Explosions -- a car backfiring will do it -- and the sight of twisted metal and broken masonry anywhere fill me with dread, and have ever since the World Trade Center was destroyed. And here were blocks and blocks of dread. I was not able to look at much of it. I could and did walk amidst the smoke and rubble week after week when it was real, and I will find the courage to do it again when it happens again for real, but I can't watch it all over again, time and time again, when it is over.

And what was demanded of me, really? So little. I was not wounded. I didn't carry a rifle. I could go home at the end of a shift, or back up to the church on 46th Street where the noise was just the noise of Hell's Kitchen: car horns, boom boxes, laughter and arguments, the voices of children. I could return to my world, to my home that was not lying in pieces in the ground, that was more or less as I had left it. I could take a shower and wash it all off.

The television program filled me with dread, then. Dread and a futile wish that I were there, anyway, dread or no, that there were something I could do to make it more bearable for those who cannot get away from it.
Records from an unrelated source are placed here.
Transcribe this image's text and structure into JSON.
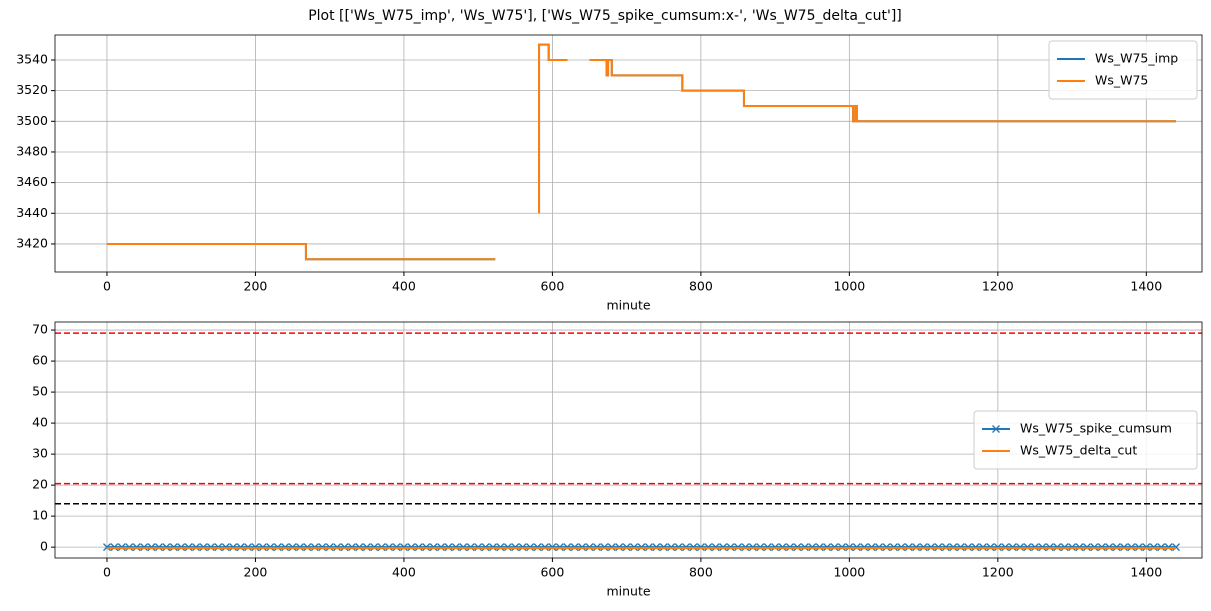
{
  "title": "Plot [['Ws_W75_imp', 'Ws_W75'], ['Ws_W75_spike_cumsum:x-', 'Ws_W75_delta_cut']]",
  "chart_data": [
    {
      "type": "line",
      "xlabel": "minute",
      "xlim": [
        -70,
        1475
      ],
      "ylim": [
        3401.7,
        3556.3
      ],
      "xticks": [
        0,
        200,
        400,
        600,
        800,
        1000,
        1200,
        1400
      ],
      "yticks": [
        3420,
        3440,
        3460,
        3480,
        3500,
        3520,
        3540
      ],
      "grid": true,
      "legend": "upper right",
      "series": [
        {
          "name": "Ws_W75_imp",
          "color": "#1f77b4",
          "x": [
            0,
            268,
            268,
            523,
            550,
            582,
            582,
            595,
            595,
            620,
            635,
            650,
            673,
            673,
            675,
            675,
            680,
            680,
            775,
            775,
            858,
            858,
            1005,
            1005,
            1008,
            1008,
            1010,
            1010,
            1440
          ],
          "values": [
            3420,
            3420,
            3410,
            3410,
            null,
            3440,
            3550,
            3550,
            3540,
            3540,
            null,
            3540,
            3540,
            3530,
            3530,
            3540,
            3540,
            3530,
            3530,
            3520,
            3520,
            3510,
            3510,
            3500,
            3500,
            3510,
            3510,
            3500,
            3500
          ]
        },
        {
          "name": "Ws_W75",
          "color": "#ff7f0e",
          "x": [
            0,
            268,
            268,
            523,
            550,
            582,
            582,
            595,
            595,
            620,
            635,
            650,
            673,
            673,
            675,
            675,
            680,
            680,
            775,
            775,
            858,
            858,
            1005,
            1005,
            1008,
            1008,
            1010,
            1010,
            1440
          ],
          "values": [
            3420,
            3420,
            3410,
            3410,
            null,
            3440,
            3550,
            3550,
            3540,
            3540,
            null,
            3540,
            3540,
            3530,
            3530,
            3540,
            3540,
            3530,
            3530,
            3520,
            3520,
            3510,
            3510,
            3500,
            3500,
            3510,
            3510,
            3500,
            3500
          ]
        }
      ]
    },
    {
      "type": "line",
      "xlabel": "minute",
      "xlim": [
        -70,
        1475
      ],
      "ylim": [
        -3.5,
        72.6
      ],
      "xticks": [
        0,
        200,
        400,
        600,
        800,
        1000,
        1200,
        1400
      ],
      "yticks": [
        0,
        10,
        20,
        30,
        40,
        50,
        60,
        70
      ],
      "grid": true,
      "legend": "center right",
      "line_style": "dashed",
      "hlines": [
        {
          "value": 69,
          "color": "#ff0000"
        },
        {
          "value": 20.5,
          "color": "#ff0000"
        },
        {
          "value": 14,
          "color": "#000000"
        }
      ],
      "series": [
        {
          "name": "Ws_W75_spike_cumsum",
          "color": "#1f77b4",
          "marker": "x",
          "x": [
            0,
            10,
            20,
            30,
            40,
            50,
            60,
            70,
            80,
            90,
            100,
            110,
            120,
            130,
            140,
            150,
            160,
            170,
            180,
            190,
            200,
            210,
            220,
            230,
            240,
            250,
            260,
            270,
            280,
            290,
            300,
            310,
            320,
            330,
            340,
            350,
            360,
            370,
            380,
            390,
            400,
            410,
            420,
            430,
            440,
            450,
            460,
            470,
            480,
            490,
            500,
            510,
            520,
            530,
            540,
            550,
            560,
            570,
            580,
            590,
            600,
            610,
            620,
            630,
            640,
            650,
            660,
            670,
            680,
            690,
            700,
            710,
            720,
            730,
            740,
            750,
            760,
            770,
            780,
            790,
            800,
            810,
            820,
            830,
            840,
            850,
            860,
            870,
            880,
            890,
            900,
            910,
            920,
            930,
            940,
            950,
            960,
            970,
            980,
            990,
            1000,
            1010,
            1020,
            1030,
            1040,
            1050,
            1060,
            1070,
            1080,
            1090,
            1100,
            1110,
            1120,
            1130,
            1140,
            1150,
            1160,
            1170,
            1180,
            1190,
            1200,
            1210,
            1220,
            1230,
            1240,
            1250,
            1260,
            1270,
            1280,
            1290,
            1300,
            1310,
            1320,
            1330,
            1340,
            1350,
            1360,
            1370,
            1380,
            1390,
            1400,
            1410,
            1420,
            1430,
            1440
          ],
          "values": [
            0,
            0,
            0,
            0,
            0,
            0,
            0,
            0,
            0,
            0,
            0,
            0,
            0,
            0,
            0,
            0,
            0,
            0,
            0,
            0,
            0,
            0,
            0,
            0,
            0,
            0,
            0,
            0,
            0,
            0,
            0,
            0,
            0,
            0,
            0,
            0,
            0,
            0,
            0,
            0,
            0,
            0,
            0,
            0,
            0,
            0,
            0,
            0,
            0,
            0,
            0,
            0,
            0,
            0,
            0,
            0,
            0,
            0,
            0,
            0,
            0,
            0,
            0,
            0,
            0,
            0,
            0,
            0,
            0,
            0,
            0,
            0,
            0,
            0,
            0,
            0,
            0,
            0,
            0,
            0,
            0,
            0,
            0,
            0,
            0,
            0,
            0,
            0,
            0,
            0,
            0,
            0,
            0,
            0,
            0,
            0,
            0,
            0,
            0,
            0,
            0,
            0,
            0,
            0,
            0,
            0,
            0,
            0,
            0,
            0,
            0,
            0,
            0,
            0,
            0,
            0,
            0,
            0,
            0,
            0,
            0,
            0,
            0,
            0,
            0,
            0,
            0,
            0,
            0,
            0,
            0,
            0,
            0,
            0,
            0,
            0,
            0,
            0,
            0,
            0,
            0,
            0,
            0,
            0,
            0
          ]
        },
        {
          "name": "Ws_W75_delta_cut",
          "color": "#ff7f0e",
          "x": [
            0,
            1440
          ],
          "values": [
            -0.3,
            -0.3
          ]
        }
      ]
    }
  ]
}
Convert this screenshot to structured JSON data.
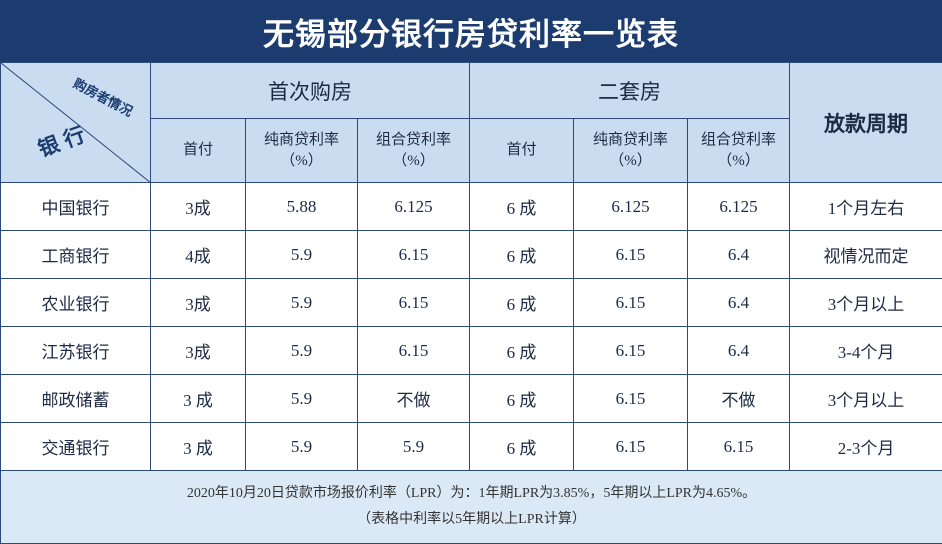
{
  "title": "无锡部分银行房贷利率一览表",
  "header": {
    "corner_top": "购房者情况",
    "corner_bottom": "银行",
    "groups": [
      "首次购房",
      "二套房"
    ],
    "period": "放款周期",
    "subheaders": [
      {
        "label": "首付"
      },
      {
        "label": "纯商贷利率",
        "unit": "（%）"
      },
      {
        "label": "组合贷利率",
        "unit": "（%）"
      },
      {
        "label": "首付"
      },
      {
        "label": "纯商贷利率",
        "unit": "（%）"
      },
      {
        "label": "组合贷利率",
        "unit": "（%）"
      }
    ]
  },
  "table": {
    "rows": [
      [
        "中国银行",
        "3成",
        "5.88",
        "6.125",
        "6 成",
        "6.125",
        "6.125",
        "1个月左右"
      ],
      [
        "工商银行",
        "4成",
        "5.9",
        "6.15",
        "6 成",
        "6.15",
        "6.4",
        "视情况而定"
      ],
      [
        "农业银行",
        "3成",
        "5.9",
        "6.15",
        "6 成",
        "6.15",
        "6.4",
        "3个月以上"
      ],
      [
        "江苏银行",
        "3成",
        "5.9",
        "6.15",
        "6 成",
        "6.15",
        "6.4",
        "3-4个月"
      ],
      [
        "邮政储蓄",
        "3 成",
        "5.9",
        "不做",
        "6 成",
        "6.15",
        "不做",
        "3个月以上"
      ],
      [
        "交通银行",
        "3 成",
        "5.9",
        "5.9",
        "6 成",
        "6.15",
        "6.15",
        "2-3个月"
      ]
    ]
  },
  "footer": [
    "2020年10月20日贷款市场报价利率（LPR）为：1年期LPR为3.85%，5年期以上LPR为4.65%。",
    "（表格中利率以5年期以上LPR计算）"
  ]
}
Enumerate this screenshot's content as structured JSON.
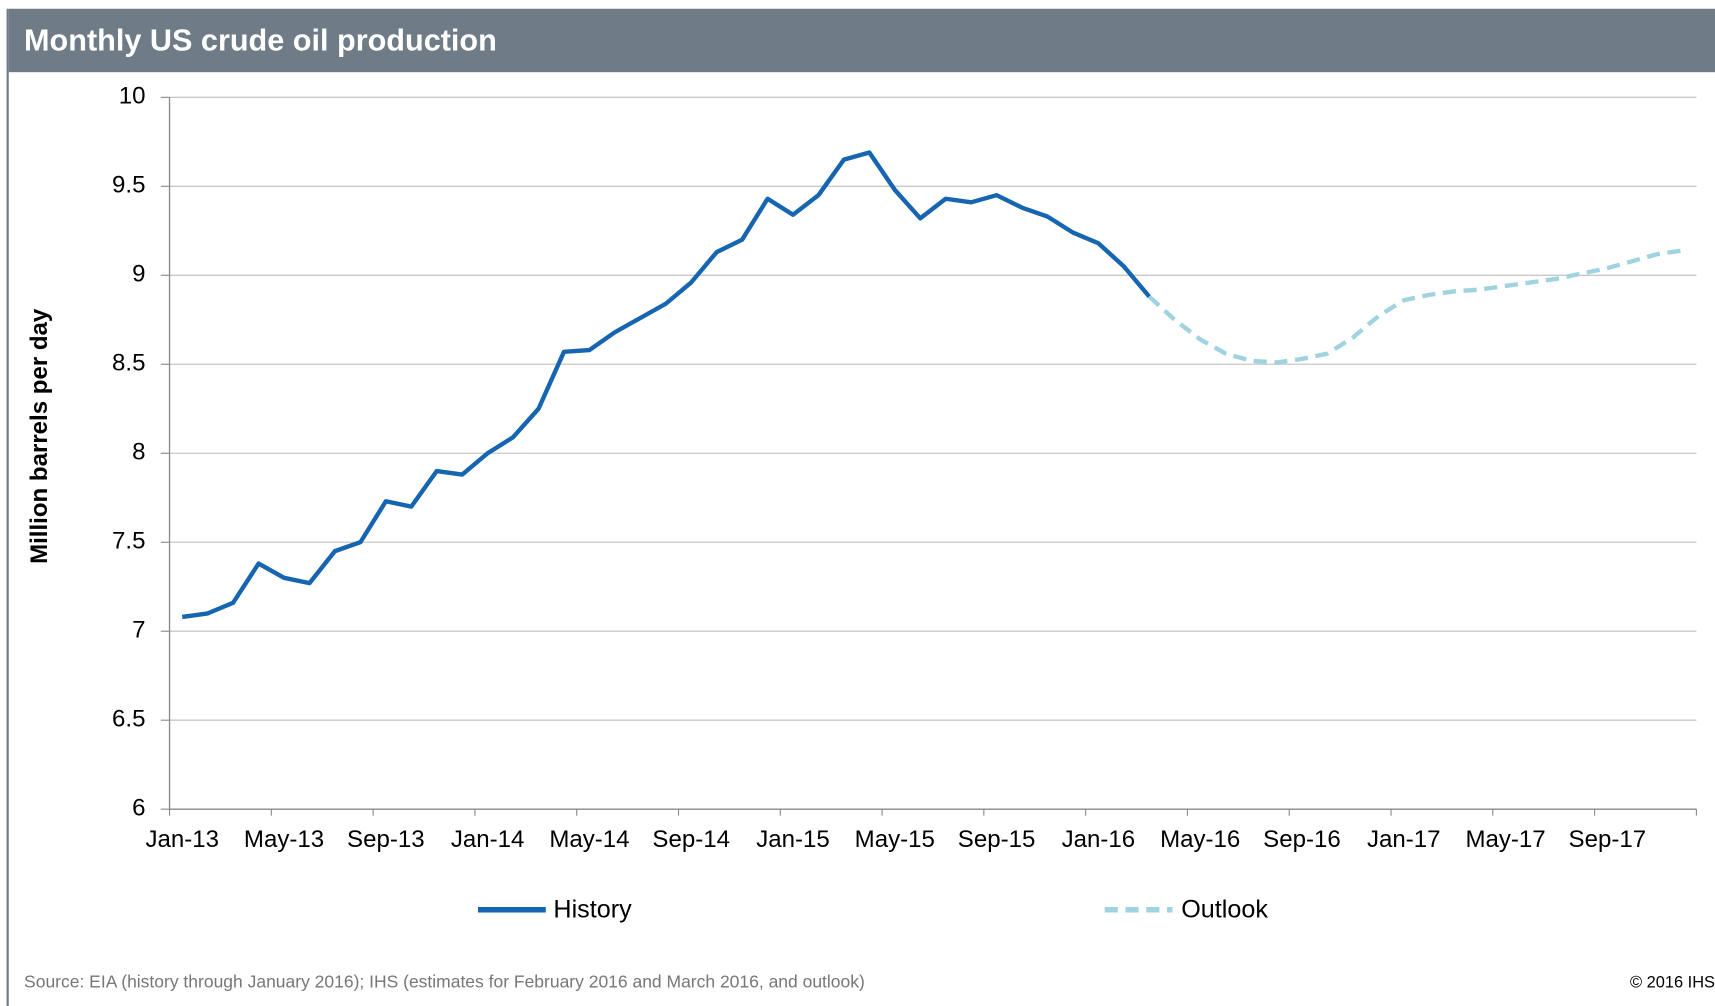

I know I could surmount my dread if I had to, and why shouldn't I have to, just as they must?

Dread and anger, too: I thought then and still think that a military response was the wrong one to that terrible September. It was a crime committed by an international organization. It was a matter for intelligence and law enforcement, and anyone who thinks that police work is a poor second to military action has never lived in New York. It should never have started a war. It should never have brought about a situation in which such attacks are more likely, rather than less so.

So then what? I have no direct power over any of this.

I do have the power of prayer, though, and so does everyone else. We may not have an obedient genie who must do as we command if we can just figure out how to summon him up, but we do have a God who is revealed in human history. We do have the power and the daily opportunity to join our spirits with those in terrible need and with those in power as well. When all I can do is sit and watch, that it still not all I can do: I can watch and pray. And God will be revealed. I not because I have summoned God. God was there already. But now I will see with my own eyes, and I will be there, too.